Three-quarters of professionals in today’s highly contentious job market are more likely to apply to a role if an employer actively manages its brand. However, the challenge for many hiring stakeholders is figuring out not only what an employer brand is, but how to manage, measure and benefit from it. 

An employer brand — like company culture — is an abstract idea that’s difficult to measure and is the sum of many parts, such as what employees say about a company online and what a business publicizes about its workplace. Overall, it’s a concept that can be loosely defined as a company’s reputation. And in a market with an unemployment rate of 1.5 percent for tech jobs, those reputations matter when it comes to recruitment and retention. 

More companies are coming around to the idea that employer branding is vital to their talent goals. But many talent stakeholders are unsure of the tactics that will optimize their brand and how they can use branding to get the hires they need. Built In’s Director of Brand and Creative Tiffany Meyers recently hosted a webinar featuring Employer Branding Specialists Amy Parker (of Kin & Carta) and Ashten Fizer who shed light on these big topics, as well as where they see the future of branding headed.

These specialists ultimately said there’s no playbook on how employers should manage, measure or capitalize on their brands — each business should just try to tell its unique story and work hard to differentiate itself. Additionally, companies will need to tap into the voices of their employee base to maximize the candor and transparency found in their branding efforts. We’ll recap the major insights from the great conversation below. 

 

On-Demand Webinar: Employer Branding in the Hottest Hiring Market Ever

 

Two Expert Definitions of Employer Branding

  • Ashten Fizer: “I think of it as the elements that make a company look like a great place to work based on the needs of the people."
  • Amy Parker: “I think of employer brand as the nurturing of the relationship between a company and its prospective and current employees.”

 

Get Deliberate and Take Risks

Both Fizer and Parker shared stories of their work on branding large-scale campaigns from the past. Fizer and her team built interactive and engaging booths at AfroTech conferences over two years that targeted Black professionals and college grads. Their efforts for one year featured African art, architecture inspired by the popular TV show A Different World, and appearances from Black members of the company’s employee resource group that supports Black staff and allies to speak about their experiences. Fizer said the branding team doubled down on those efforts the following year and that much of their work was based on a desire to try something different. 

“We honestly had no clue of what the outcome would be, but we were definitely willing to risk it for this one,” said Fizer.

At Kin & Carta, Parker said the company recently got certified as a B corporation and she dove into the nuance behind the ways that the certification has evolved the company’s brand. She played a video that featured employees discussing: the company’s commitment to honoring the certification, how it connects team members and how it differentiates the business. 

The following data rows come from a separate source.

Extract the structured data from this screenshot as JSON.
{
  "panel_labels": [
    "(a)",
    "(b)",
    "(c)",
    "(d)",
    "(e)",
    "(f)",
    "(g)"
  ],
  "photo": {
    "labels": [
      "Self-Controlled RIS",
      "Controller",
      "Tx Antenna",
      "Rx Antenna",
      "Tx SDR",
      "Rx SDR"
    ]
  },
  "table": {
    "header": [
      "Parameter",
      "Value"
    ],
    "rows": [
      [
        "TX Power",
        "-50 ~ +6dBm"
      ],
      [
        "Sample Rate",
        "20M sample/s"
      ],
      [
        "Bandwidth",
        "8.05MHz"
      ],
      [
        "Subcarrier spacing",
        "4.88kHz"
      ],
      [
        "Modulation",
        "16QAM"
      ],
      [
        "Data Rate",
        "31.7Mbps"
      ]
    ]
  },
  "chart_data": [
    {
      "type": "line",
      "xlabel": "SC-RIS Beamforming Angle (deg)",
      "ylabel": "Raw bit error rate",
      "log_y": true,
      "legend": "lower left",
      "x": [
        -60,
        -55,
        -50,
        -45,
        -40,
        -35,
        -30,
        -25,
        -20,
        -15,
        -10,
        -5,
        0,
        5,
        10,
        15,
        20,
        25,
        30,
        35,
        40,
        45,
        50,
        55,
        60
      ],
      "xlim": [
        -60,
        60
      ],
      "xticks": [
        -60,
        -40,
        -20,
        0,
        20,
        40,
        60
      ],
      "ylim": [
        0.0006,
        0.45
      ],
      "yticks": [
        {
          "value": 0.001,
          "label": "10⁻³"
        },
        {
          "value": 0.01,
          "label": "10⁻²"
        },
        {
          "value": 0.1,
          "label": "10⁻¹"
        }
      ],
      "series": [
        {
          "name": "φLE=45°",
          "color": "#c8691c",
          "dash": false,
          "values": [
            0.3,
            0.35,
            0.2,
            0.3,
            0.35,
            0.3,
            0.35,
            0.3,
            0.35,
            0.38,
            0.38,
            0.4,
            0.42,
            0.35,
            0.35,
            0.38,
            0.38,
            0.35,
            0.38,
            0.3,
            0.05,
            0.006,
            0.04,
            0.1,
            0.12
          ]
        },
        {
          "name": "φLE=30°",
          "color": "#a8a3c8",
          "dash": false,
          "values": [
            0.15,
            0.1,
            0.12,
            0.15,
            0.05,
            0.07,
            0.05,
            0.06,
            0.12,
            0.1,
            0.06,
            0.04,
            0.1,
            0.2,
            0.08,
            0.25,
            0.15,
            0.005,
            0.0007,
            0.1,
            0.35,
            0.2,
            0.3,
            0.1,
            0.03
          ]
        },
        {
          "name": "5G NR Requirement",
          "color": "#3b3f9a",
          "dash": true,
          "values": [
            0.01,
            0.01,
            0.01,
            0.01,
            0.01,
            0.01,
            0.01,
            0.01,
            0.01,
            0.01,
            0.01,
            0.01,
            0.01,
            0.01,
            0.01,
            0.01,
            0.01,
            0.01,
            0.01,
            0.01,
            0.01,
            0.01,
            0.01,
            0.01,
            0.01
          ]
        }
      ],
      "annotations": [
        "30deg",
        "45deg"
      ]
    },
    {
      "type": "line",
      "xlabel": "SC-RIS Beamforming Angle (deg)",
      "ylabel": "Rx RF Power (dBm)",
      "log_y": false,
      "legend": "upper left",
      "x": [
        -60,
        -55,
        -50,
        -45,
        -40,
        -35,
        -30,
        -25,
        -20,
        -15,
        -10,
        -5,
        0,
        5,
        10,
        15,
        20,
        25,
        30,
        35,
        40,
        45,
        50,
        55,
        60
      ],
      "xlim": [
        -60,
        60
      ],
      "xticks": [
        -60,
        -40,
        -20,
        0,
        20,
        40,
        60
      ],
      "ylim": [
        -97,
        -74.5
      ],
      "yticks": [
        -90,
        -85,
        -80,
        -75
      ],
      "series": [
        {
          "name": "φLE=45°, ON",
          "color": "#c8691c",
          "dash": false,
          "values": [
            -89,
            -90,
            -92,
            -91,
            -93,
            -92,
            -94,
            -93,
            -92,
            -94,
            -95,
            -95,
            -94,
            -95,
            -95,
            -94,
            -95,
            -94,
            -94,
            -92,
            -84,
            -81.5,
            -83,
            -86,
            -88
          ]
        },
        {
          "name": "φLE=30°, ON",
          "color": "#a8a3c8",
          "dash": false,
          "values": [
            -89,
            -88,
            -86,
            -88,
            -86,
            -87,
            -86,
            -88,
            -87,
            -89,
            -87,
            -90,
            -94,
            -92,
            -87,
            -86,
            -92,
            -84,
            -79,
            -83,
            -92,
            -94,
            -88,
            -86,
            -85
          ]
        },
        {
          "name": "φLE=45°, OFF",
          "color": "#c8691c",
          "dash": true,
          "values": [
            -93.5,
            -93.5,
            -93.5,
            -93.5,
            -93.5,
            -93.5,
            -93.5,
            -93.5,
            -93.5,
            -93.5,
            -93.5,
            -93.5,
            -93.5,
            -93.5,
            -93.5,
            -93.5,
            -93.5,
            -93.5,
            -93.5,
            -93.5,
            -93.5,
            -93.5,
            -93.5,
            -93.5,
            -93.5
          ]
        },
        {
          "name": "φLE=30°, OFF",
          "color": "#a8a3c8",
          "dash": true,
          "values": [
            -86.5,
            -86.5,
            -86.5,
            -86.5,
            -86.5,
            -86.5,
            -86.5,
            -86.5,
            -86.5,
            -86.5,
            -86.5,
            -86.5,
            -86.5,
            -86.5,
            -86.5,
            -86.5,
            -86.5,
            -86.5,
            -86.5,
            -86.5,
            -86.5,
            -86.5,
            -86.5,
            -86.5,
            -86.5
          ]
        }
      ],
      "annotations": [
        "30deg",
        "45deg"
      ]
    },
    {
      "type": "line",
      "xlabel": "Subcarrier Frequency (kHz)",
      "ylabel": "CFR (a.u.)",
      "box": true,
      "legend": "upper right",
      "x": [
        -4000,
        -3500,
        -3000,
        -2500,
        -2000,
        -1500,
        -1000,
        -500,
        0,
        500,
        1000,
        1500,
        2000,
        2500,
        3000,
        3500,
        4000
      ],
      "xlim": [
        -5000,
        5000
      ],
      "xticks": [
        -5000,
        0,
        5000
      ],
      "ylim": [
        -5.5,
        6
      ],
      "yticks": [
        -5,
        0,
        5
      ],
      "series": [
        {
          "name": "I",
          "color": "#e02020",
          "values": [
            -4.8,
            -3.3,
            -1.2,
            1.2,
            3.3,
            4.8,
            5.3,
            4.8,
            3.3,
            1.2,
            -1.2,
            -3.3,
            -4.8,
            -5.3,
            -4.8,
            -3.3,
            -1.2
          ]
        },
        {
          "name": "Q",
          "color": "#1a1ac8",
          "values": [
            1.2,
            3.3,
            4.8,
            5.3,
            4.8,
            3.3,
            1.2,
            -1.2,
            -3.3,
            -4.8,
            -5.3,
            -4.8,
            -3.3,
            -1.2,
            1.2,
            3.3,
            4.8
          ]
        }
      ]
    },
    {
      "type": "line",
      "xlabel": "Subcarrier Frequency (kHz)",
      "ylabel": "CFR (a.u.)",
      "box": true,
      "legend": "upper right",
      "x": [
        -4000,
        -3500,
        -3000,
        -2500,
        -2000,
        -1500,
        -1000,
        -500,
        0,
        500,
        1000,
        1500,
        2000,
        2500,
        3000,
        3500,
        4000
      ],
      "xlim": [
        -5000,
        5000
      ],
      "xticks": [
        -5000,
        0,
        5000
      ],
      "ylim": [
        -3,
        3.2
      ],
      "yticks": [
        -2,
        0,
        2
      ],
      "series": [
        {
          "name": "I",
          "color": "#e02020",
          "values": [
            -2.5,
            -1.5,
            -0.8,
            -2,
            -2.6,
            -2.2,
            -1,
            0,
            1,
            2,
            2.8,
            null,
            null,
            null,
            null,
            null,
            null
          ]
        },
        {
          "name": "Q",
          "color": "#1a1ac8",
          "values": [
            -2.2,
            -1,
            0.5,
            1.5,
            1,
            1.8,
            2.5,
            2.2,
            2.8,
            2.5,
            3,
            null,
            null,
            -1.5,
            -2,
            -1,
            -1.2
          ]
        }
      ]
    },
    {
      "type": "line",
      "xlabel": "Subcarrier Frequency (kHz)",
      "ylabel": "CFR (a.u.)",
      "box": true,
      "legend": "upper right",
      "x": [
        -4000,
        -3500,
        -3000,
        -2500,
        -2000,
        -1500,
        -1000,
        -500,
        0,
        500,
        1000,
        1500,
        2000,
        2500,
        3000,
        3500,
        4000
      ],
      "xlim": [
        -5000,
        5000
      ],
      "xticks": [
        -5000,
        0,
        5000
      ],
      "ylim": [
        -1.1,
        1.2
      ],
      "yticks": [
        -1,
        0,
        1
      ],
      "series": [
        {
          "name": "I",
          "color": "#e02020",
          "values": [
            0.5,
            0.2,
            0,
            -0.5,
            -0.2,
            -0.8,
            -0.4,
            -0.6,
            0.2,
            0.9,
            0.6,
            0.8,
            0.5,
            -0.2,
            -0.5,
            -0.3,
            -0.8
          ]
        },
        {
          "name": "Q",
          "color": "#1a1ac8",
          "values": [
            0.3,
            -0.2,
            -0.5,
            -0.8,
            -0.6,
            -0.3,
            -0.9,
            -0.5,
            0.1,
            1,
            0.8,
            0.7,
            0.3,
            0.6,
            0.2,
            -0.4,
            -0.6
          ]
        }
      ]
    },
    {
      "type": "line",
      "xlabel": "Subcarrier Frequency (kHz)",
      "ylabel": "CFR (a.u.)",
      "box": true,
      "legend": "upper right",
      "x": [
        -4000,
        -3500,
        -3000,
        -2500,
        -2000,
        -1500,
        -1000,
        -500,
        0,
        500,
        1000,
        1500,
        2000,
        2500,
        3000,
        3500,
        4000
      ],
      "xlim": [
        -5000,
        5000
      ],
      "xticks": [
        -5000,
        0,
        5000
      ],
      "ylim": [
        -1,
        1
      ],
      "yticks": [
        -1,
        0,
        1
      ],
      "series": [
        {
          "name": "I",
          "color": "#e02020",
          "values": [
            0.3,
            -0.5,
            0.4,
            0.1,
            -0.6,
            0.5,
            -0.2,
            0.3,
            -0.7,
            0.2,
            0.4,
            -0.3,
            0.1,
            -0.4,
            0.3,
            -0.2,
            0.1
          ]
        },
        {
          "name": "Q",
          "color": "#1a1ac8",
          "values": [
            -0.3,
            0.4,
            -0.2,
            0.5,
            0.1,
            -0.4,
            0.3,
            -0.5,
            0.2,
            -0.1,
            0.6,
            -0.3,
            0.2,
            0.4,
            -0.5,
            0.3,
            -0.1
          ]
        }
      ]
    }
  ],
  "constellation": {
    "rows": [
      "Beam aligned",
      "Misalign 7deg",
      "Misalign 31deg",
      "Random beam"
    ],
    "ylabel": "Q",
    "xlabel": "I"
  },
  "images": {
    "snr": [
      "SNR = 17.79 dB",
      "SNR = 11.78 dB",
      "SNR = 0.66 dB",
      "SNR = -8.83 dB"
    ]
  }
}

Both of these examples were risks that paid off in greater hiring numbers and opportunities for current staff to rally around a common goal. Overall, employers can market their brand to their target audiences by speaking their language and appealing to that talent in ways that are authentic to them. 

 

How To Make Brand Measurement Work

There are a million metrics companies can use to measure the effectiveness of their branding efforts and those measurements will (and should) differ from business to business. For instance, Fizer looked at applicant conversion rates and cost per hire. Ultimately, measurements should be determined by what matters most to a company. 

Parker said branding stakeholders should ask themselves, “What does my business need my brand to do to hire qualified applicants? When you identify those needs and those KPIs are your north star, then you can determine the relevant measurements.”

A question was posed around how to manage Glassdoor interviews from former and current staff. The specialists went into ways they keep a pulse on how employees are feeling on and off the platform, like having exit interviews to get a sense of internal biases and areas of improvement. Fizer said her recruitment team held a contest and told employees that if they left a certain amount of reviews on Glassdoor — good, bad or indifferent — the company would get the day off. 

“​​There are so many metrics out there but whatever metric you're looking at, it needs to be responsive to the needs of the business.”

Getting Employees Involved

“People no longer want to hear from the big brand about how great the big brand is to work for,” said Fizer. “But they will believe the non-binary UX designer who says that they felt seen when the job application asked them how they want to identify.”

Fizer and Parker agree that branding is far more impactful when messages come from employees. 

“It allows a candidate to look at a brand and then see themselves in it, and that’s so important to personalize who a brand is,” said Parker. “And then also I see it really impacting employees internally. It increases employee engagement because if someone's highlighted and they're given a platform to tell their story, it helps them feel valued.”